Banco suíço informa que Cunha tem US$ 2,4 mi aplicados

No total são quatro contas na instituição em nome de empresas offshore

O Banco Julius Baer informou às autoridades suíças, que há quatro contas abertas na instituição em nome de empresas off shore (firmas de fachada baseadas em paraísos fiscais) ligadas ao presidente da Câmara, Eduardo Cunha (PMDB), a sua mulher, a jornalista Cláudia Cordeiro Cruz, e uma das filhas do deputado. Uma das contas foi aberta em 2008. 

Segundo o jornal "Folha de S. Paulo", o valor aplicado em fundos de investimentos é de US$ 2,4 milhões (R$ 9,3 milhões) e está bloqueado desde abril.

O dinheiro não aparece no imposto de renda do peemedebista, que nega ter contas no exterior. O valor é também menor do que mencionado pelo delator Julio Camargo, que afirmou ter pagado propina de US$ 5 milhões em um contrato de navios-sondas para a Petrobras

Segundo a “Folha” ainda não está claro se era o próprio deputado que movimentava as contas ou se isso ocorria por meio dos procuradores.

O Julius Baer foi um dos bancos por onde foi escoada parte dos desvios da Petrobras. Dois executivos da diretoria Internacional da estatal, o ex-diretor Jorge zelada e o ex- gerente Eduardo Musa mantinham contas secretas na instituição.

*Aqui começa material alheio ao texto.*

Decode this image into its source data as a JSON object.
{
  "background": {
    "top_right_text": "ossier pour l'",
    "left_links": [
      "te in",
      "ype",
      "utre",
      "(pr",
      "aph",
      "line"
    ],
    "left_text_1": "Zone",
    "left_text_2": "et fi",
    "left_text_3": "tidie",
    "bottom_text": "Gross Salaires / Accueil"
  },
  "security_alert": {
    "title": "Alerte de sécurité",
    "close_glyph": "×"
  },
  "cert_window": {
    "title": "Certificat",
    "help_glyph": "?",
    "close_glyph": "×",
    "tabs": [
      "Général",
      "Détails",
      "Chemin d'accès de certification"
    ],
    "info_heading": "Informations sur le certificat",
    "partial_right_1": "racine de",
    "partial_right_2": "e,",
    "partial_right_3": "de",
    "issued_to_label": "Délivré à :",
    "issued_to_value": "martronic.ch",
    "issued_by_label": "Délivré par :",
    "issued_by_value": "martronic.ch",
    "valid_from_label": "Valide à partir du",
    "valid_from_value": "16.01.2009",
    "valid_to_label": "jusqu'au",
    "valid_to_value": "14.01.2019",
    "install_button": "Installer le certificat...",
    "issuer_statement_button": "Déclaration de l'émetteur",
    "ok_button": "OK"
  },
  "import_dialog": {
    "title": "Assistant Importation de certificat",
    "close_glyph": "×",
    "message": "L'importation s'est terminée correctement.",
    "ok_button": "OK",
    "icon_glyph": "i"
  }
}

Todas as informações das contas foram enviadas à Procuradoria-Geral da República no final da tarde desta quarta (7), por malote diplomático, evitando o caminho habitual de cooperação.

Ao alertar os procuradores sobre as contas atribuídas a Cunha, o Julius Baer cumpriu uma lei suíça que obriga os bancos não só a identificar o beneficiário final de toda conta secreta em nome de empresas offshore, como a reportar às autoridades movimentações de clientes que possam ter origem ilegal.

A análise dos dados bancários vai determinar se as evidências serão anexadas a um dos inquéritos que correm no Supremo Tribunal Federal contra Cunha ou se haverá a abertura de nova investigação sobre evasão de divisas.

Em depoimento de delação premiada, o ex- executivo da diretoria Internacional da Petrobras Eduardo Musa afirmou que Cunha tinha a palavra final na indicação de nomes para a diretoria Internacional, que era controlada pelo PMDB.

Em agosto, Cunha foi acusado por corrupção e lavagem de dinheiro em caso relacionado ao esquema de corrupção na Petrobras, mas o STF ainda não decidiu se acolhe a denúncia.

Na semana passada, Cunha reiterou, por meio de nota, seu depoimento à CPI da Petrobras, no qual negou ter conta no exterior, e reafirmou que as denúncias divulgadas a seu respeito são "seletivas".